A Comissão de Defesa, Segurança e Ordem Pública (6ª Comissão) da Assembleia da República defende a necessidade urgente de adoção de medidas eficazes de segurança no espaço cibernético, explicando que o crime cibernético não escolhe o alvo, empresas, instituições públicas e cidadãos comuns estão na mira de cibercriminosos que buscam o lucro rápido ou espionagem.

 A informação foi tornada pública, esta segunda-feira, 09, pelo Presidente da 6ª Comissão, Francisco Valentim Cabo, na sede do parlamento, em Maputo, durante a abertura de uma palestra sobre Crimes Cibernéticos e Segurança Cibernética, acrescentando que “a segurança cibernética não é apenas uma responsabilidade técnica, é uma responsabilidade de todos nós”.

 De acordo com o deputado Cabo, informações disponíveis indicam que mais de 60 por cento da população mundial está conectada à internet. “Ela deixou de ser apenas uma ferramenta e passou a ser o ambiente onde vivemos, trabalhamos e realizamos as nossas actividades mais básicas”, sublinhou.

 “Essa conveniência digital tem um preço”, disse Cabo, destacando que “o cenário de ameaças evolui mais rápido do que podemos imaginar. Diariamente, somos alvos de tentativas de roubo de identidade, fraudes financeiras e o sequestro de dados. Crimes que não apenas geram prejuízos de triliões de dólares anualmente, mas que devastam privacidade e confiança pessoal”.

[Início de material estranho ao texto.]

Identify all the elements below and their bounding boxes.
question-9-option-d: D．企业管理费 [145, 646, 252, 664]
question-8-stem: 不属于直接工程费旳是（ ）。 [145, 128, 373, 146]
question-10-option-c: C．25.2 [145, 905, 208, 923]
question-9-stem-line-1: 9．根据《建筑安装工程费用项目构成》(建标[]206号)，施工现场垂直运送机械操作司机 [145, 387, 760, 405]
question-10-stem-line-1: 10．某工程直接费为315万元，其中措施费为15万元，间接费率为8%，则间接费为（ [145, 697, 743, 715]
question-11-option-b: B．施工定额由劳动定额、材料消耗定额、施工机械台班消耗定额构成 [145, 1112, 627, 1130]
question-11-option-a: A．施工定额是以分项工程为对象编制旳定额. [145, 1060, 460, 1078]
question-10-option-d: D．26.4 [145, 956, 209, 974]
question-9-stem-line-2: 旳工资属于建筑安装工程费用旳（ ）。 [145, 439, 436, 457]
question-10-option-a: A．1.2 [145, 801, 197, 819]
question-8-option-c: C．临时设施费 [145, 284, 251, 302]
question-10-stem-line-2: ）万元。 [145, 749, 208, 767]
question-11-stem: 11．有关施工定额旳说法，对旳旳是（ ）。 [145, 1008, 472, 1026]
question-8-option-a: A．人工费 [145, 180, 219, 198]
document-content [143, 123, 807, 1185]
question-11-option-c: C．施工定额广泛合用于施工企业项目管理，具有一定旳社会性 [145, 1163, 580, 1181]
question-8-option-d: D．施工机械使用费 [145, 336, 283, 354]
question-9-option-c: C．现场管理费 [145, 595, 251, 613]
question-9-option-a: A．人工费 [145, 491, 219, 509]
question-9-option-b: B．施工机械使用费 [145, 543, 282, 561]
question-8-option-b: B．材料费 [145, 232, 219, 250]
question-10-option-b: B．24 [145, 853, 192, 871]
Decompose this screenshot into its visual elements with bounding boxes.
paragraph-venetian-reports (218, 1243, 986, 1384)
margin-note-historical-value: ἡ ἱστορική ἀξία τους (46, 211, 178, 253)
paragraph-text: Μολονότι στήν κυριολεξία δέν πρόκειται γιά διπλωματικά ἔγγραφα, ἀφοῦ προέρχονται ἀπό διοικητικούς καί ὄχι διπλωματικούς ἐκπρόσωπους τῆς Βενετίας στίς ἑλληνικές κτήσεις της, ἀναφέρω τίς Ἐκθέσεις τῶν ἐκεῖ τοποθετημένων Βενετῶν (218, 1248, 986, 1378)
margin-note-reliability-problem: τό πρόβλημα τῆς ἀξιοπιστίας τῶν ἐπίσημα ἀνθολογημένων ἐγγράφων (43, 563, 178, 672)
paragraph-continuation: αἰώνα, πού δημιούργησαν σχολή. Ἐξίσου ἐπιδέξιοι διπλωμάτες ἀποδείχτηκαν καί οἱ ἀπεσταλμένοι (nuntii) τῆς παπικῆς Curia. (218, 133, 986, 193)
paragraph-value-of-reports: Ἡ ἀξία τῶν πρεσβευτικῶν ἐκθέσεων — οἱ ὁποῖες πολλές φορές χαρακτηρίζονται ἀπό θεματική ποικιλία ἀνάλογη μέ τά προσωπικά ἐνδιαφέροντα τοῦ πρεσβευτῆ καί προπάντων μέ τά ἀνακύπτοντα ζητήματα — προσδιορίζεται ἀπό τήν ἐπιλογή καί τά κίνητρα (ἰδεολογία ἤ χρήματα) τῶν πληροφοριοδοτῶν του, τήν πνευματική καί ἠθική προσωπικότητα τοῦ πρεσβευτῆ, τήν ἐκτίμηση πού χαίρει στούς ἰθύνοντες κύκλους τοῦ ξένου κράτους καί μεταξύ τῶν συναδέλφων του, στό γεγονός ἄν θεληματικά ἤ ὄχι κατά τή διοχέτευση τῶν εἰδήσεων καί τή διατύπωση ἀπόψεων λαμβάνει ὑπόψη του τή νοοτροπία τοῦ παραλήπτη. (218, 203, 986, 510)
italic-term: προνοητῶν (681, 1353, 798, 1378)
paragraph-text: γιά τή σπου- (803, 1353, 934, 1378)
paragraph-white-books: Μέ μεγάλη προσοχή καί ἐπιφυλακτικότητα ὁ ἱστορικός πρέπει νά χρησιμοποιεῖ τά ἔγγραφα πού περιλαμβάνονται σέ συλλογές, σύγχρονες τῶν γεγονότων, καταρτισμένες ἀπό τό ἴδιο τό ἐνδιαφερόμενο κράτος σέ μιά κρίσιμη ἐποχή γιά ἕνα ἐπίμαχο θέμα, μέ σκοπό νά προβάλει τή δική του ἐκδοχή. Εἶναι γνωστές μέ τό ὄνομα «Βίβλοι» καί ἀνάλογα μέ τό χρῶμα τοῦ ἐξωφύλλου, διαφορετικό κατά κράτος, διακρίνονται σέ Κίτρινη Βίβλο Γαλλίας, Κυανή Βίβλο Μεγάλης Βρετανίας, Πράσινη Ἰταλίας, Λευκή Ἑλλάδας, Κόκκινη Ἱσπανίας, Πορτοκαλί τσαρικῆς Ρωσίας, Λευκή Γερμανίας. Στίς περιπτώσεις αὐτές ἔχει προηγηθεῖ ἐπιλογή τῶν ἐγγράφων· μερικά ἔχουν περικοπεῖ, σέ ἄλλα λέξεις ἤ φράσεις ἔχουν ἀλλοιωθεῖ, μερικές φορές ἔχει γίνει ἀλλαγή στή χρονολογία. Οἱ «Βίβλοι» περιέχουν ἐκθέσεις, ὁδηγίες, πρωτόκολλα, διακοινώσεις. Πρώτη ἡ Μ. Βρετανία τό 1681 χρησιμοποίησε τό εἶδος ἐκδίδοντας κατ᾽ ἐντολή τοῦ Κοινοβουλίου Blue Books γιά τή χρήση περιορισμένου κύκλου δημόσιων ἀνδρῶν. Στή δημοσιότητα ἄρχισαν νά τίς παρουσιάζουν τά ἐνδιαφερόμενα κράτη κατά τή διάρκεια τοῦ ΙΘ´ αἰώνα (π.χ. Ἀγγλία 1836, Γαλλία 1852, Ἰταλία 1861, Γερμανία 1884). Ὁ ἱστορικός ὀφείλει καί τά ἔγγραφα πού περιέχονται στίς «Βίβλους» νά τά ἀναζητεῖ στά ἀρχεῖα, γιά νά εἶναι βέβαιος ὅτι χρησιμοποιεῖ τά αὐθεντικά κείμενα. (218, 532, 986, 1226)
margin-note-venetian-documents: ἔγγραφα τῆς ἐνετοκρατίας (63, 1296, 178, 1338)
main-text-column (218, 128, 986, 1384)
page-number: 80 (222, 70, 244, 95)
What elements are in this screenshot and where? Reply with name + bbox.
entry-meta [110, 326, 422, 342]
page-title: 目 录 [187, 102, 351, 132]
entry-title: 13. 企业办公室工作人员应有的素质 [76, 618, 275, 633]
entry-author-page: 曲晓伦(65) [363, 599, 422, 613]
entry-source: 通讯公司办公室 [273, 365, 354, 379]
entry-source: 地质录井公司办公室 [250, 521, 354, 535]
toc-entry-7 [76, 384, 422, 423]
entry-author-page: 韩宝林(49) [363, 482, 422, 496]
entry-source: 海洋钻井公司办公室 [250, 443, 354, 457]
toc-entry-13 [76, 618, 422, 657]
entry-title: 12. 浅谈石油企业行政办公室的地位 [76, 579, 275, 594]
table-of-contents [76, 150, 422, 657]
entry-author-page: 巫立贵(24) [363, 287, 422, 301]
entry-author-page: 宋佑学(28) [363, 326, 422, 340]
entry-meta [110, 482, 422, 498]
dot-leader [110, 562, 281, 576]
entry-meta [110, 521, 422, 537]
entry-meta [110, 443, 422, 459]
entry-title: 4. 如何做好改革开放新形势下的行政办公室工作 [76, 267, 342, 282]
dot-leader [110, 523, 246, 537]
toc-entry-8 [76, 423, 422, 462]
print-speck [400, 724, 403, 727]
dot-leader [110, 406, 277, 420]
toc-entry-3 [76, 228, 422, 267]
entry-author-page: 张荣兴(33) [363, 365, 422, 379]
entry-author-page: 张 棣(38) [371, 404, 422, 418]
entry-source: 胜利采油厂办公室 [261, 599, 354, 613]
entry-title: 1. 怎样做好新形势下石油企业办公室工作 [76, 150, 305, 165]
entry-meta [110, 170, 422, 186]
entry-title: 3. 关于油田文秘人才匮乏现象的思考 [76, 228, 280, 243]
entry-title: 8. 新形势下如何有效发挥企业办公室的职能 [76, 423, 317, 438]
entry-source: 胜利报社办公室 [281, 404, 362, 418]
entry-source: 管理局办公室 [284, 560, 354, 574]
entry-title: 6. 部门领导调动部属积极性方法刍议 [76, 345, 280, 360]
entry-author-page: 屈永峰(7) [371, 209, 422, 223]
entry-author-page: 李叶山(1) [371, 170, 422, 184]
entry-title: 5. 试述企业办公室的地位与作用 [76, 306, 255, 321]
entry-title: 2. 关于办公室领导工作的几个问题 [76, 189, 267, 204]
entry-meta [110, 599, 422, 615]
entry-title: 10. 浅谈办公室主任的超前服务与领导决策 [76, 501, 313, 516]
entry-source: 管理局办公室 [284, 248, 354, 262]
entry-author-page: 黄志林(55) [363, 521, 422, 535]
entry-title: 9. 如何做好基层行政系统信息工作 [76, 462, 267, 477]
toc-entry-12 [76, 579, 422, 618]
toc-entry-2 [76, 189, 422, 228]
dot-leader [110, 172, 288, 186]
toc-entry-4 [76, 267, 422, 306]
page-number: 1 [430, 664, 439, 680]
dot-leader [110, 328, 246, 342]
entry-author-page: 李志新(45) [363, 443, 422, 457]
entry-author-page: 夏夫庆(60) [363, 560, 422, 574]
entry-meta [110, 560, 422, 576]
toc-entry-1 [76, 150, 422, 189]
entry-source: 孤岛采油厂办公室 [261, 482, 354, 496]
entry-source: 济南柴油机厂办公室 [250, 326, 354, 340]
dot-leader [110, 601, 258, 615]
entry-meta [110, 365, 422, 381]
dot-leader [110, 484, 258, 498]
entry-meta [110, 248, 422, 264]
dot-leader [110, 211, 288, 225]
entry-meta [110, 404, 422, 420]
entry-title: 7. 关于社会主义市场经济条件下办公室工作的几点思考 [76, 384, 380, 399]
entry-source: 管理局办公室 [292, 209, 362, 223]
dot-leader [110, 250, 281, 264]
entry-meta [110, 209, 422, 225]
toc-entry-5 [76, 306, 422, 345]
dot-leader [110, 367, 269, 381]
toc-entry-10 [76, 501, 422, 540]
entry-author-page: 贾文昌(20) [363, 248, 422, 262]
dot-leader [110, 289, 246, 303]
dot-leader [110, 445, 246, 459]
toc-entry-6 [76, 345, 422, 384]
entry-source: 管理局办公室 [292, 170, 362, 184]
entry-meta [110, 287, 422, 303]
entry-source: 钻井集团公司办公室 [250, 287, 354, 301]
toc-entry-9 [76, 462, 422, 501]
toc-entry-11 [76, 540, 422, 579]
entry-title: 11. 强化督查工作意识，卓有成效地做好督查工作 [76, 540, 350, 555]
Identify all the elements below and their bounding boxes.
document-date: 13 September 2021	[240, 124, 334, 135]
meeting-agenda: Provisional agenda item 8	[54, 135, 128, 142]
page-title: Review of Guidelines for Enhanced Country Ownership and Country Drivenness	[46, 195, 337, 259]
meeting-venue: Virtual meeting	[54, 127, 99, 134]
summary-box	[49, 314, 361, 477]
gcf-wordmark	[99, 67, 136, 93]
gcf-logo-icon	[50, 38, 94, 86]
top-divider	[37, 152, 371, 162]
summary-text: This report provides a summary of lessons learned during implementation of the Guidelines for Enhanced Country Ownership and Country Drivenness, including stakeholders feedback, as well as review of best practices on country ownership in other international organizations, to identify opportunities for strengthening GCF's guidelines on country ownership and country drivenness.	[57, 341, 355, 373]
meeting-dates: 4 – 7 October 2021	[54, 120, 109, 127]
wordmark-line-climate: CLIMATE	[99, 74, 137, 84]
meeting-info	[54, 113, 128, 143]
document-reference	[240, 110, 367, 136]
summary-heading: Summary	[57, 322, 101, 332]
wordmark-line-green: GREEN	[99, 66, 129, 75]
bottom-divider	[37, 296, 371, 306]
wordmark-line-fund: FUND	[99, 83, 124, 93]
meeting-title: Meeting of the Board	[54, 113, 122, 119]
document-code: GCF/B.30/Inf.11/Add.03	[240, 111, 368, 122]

 Por seu turno, a Presidente da Comissão das Relações Internacionais, Cooperação e Comunidades (7ª Comissão) da Assembleia da República, Catarina Mário Dimande António, manifestou a satisfação pela realização do encontro, destacando a importância de aprofundar conhecimentos sobre o tema para melhor acompanhamento das matérias legislativas relacionadas com a segurança digital.

 A Presidente da 7ª Comissão sublinhou que a crescente evolução e utilização das Tecnologias de Informação e Comunicação (TICs) traz inúmeros benefícios para a sociedade, mas também aumenta os desafios ligados a incidentes e ataques cibernéticos.

 Segundo disse Catarina António esses ataques tornam-se cada vez mais sofisticados e podem causar prejuízos significativos à economia, à sociedade e à soberania dos Estados, acrescentando que diariamente milhões de ataques cibernéticos são realizados contra cidadãos, infraestruturas críticas e redes a nível global através da internet.

 “Esses ataques afectam sectores públicos e privados, a academia e a sociedade civil, expondo dados e informações sensíveis de pessoas e instituições do Estado”, sublinhou a Presidente da 7ª Comissão.

O evento tinha como objectivo capacitar os deputados para que tenham conhecimento de causa no processo de análise e produção de parceiros sobre os projectos de leis de segurança cibernética e crimes cibernéticos submetidos ao Parlamento pelo Governo.

Durante os dois dias, os deputados terão informações sobre a importância da cultura de prevenção, o uso de senhas seguras, a identificação de golpes cibernéticos e a necessidade de adotar uma legislação atinente a esta matéria, entre outros aspetos, bem como ferramentas necessárias para promover “uma reflexão profunda sobre como podemos proteger o nosso património digital”.(GIAR).